Peter Reiner

Professor
PhD, University of Pennsylvania
Department of Psychiatry

Dr. Reiner is Professor in the National Core for Neuroethics and a member of the Kinsmen Laboratory of Neurological Research, Department of Psychiatry and the Brain Research Centre at the University of British Columbia.  Dr. Reiner has a distinguished track record as a research scientist studying the neurobiology of behavioral states and the molecular underpinnings of neurodegenerative disease.  Dr. Reiner also has experience in the private sector, having been President and CEO of Active Pass Pharmaceuticals, a drug discovery company that he founded to tackle the scourge of Alzheimer's disease.  Upon returning to academic life, Dr. Reiner refocused his scholarly work in the area of neuroethics, with interests in neuroessentialism, the neuroethics of cognitive enhancement, and the commercialization of neuroscience. 

Primary Recipient Awards

International Research Roundtables, Peter Reiner, 2013

Peter Reiner

We Are Our Brains
Principal Investigator(s): Dr. Peter Reiner, National Core for Neuroethics, Department of Psychiatry, UBC.

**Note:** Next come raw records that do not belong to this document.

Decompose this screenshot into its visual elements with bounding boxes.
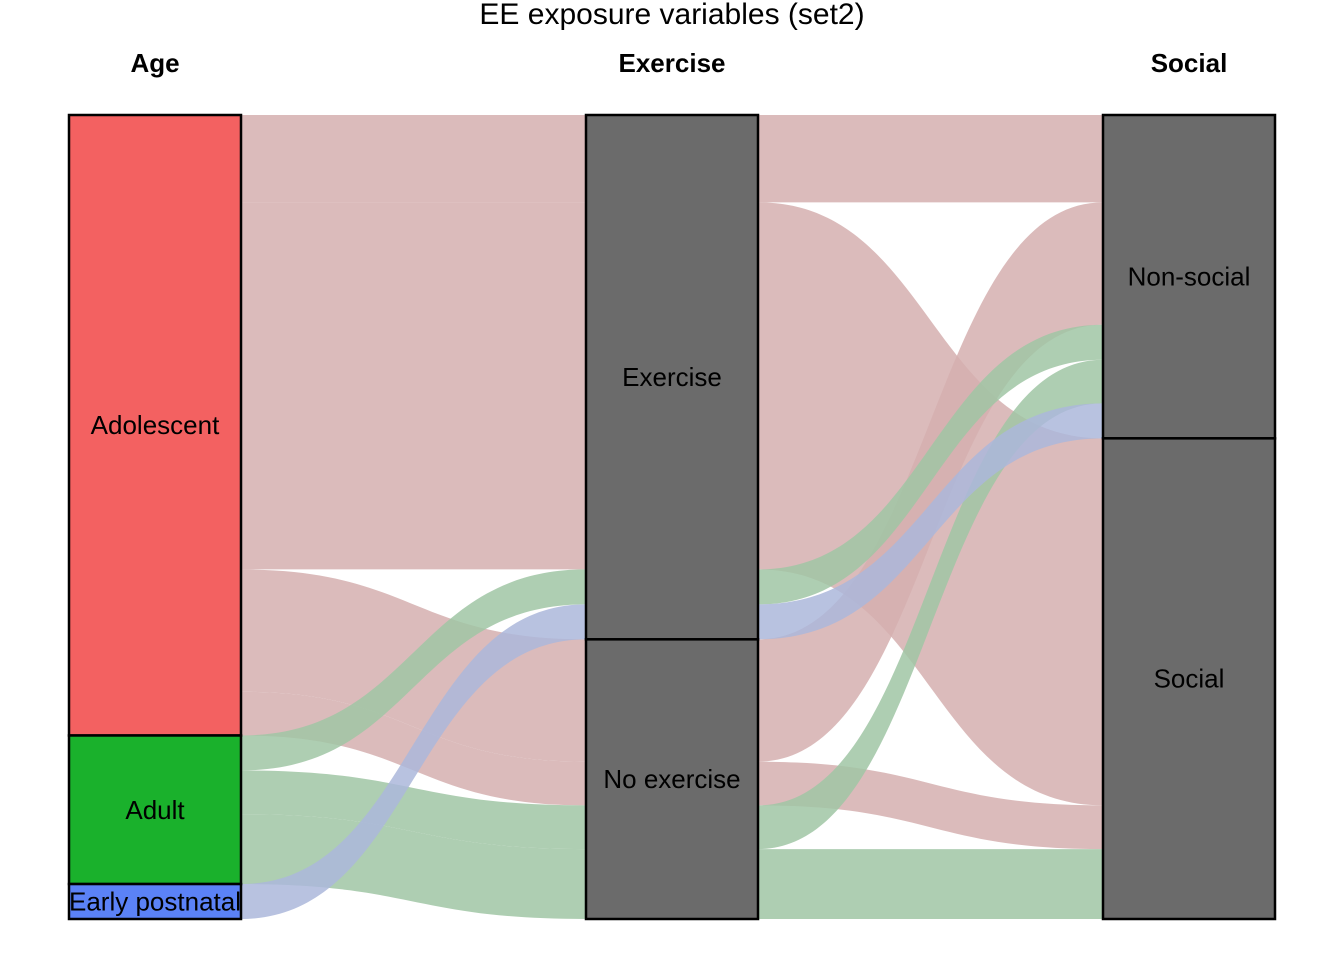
flow-early-postnatal-exercise-non-social-seg1 (241, 604, 586, 919)
flow-adolescent-exercise-non-social-seg1 (241, 115, 586, 203)
flow-adult-no-exercise-social-seg2 (758, 849, 1103, 919)
flow-adolescent-exercise-non-social-seg2 (758, 115, 1103, 203)
flow-adult-no-exercise-non-social-seg1 (241, 770, 586, 850)
flow-adolescent-no-exercise-non-social-seg2 (758, 202, 1103, 762)
stratum-label-exercise: Exercise (622, 362, 722, 392)
axis-label-social: Social (1151, 48, 1228, 78)
stratum-label-adult: Adult (125, 795, 185, 825)
flow-adult-exercise-non-social-seg1 (241, 569, 586, 771)
stratum-adolescent (67, 113, 243, 737)
stratum-exercise (584, 113, 760, 641)
chart-title: EE exposure variables (set2) (479, 0, 864, 31)
axis-label-age: Age (130, 48, 179, 78)
stratum-label-no-exercise: No exercise (603, 764, 740, 794)
stratum-social (1101, 437, 1277, 921)
flows-layer (241, 115, 1103, 919)
flow-adult-exercise-non-social-seg2 (758, 324, 1103, 605)
stratum-non-social (1101, 113, 1277, 440)
flow-adolescent-exercise-social-seg1 (241, 202, 586, 570)
flow-adult-no-exercise-social-seg1 (241, 814, 586, 919)
flow-adult-no-exercise-non-social-seg2 (758, 359, 1103, 850)
flow-early-postnatal-exercise-non-social-seg2 (758, 403, 1103, 640)
stratum-label-non-social: Non-social (1128, 262, 1251, 292)
axis-label-exercise: Exercise (619, 48, 726, 78)
stratum-no-exercise (584, 638, 760, 921)
stratum-adult (67, 734, 243, 886)
stratum-label-early-postnatal: Early postnatal (69, 887, 241, 917)
strata-layer: Adolescent Adult Early postnatal Exercise No… (67, 113, 1277, 921)
stratum-label-social: Social (1154, 664, 1225, 694)
stratum-label-adolescent: Adolescent (91, 410, 220, 440)
stratum-early-postnatal (67, 882, 243, 921)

The panoply of mental phenomena that define who we are– memories and feelings, desires and thoughts, the decisions that we make and the beliefs that we hold dear– are all mediated by events in the brain. Holding a worldview which situates the brain as the key organ that provides meaning to our lives is a perspective often termed neuroessentialism: the notion that we are our brains, and that when we think of who we are as beings interacting in the world, the we that we think of primarily resides in our brains. We are also our bodies, our genes, our books, and more, but neuroessentialists suggest that these are less central to the concept of we than the we that we think of when we think of our brains.

In recent years, the neuroessentialist perspective has moved from its traditional ambit among neuroscientists and philosophers to the larger domain of the public at large, with implications for such diverse fields as art, economics, sociology, and law, to name but a few. The issue that arises is not so much that this neuroessentialist turn is ascendant, but rather the impact that it may have upon society. In many instances, neuroessentialist thinking can be anticipated to be prosocial: displacement of uninformed stigma by the considered understanding that people with addictions and mental illnesses suffer from a change in brain chemistry rather than a defect in character. The relevant question is not whether these musings represent the facts of the matter but rather how might the notion that this might be the way that our brains work affect the general public’s perspectives on interpersonal relationships? How does neuroessentialist thinking intersect with evolving perspectives over the biological bases of sexual preferences? Layered upon this set of enthusiasms and concerns is another important consideration: how might neuroessentialist thinking be perceived in different cultural contexts. The roundtable is intended not to merely review these issues but to address an important normative matter: how should we move forward with the neuroessentialist agenda?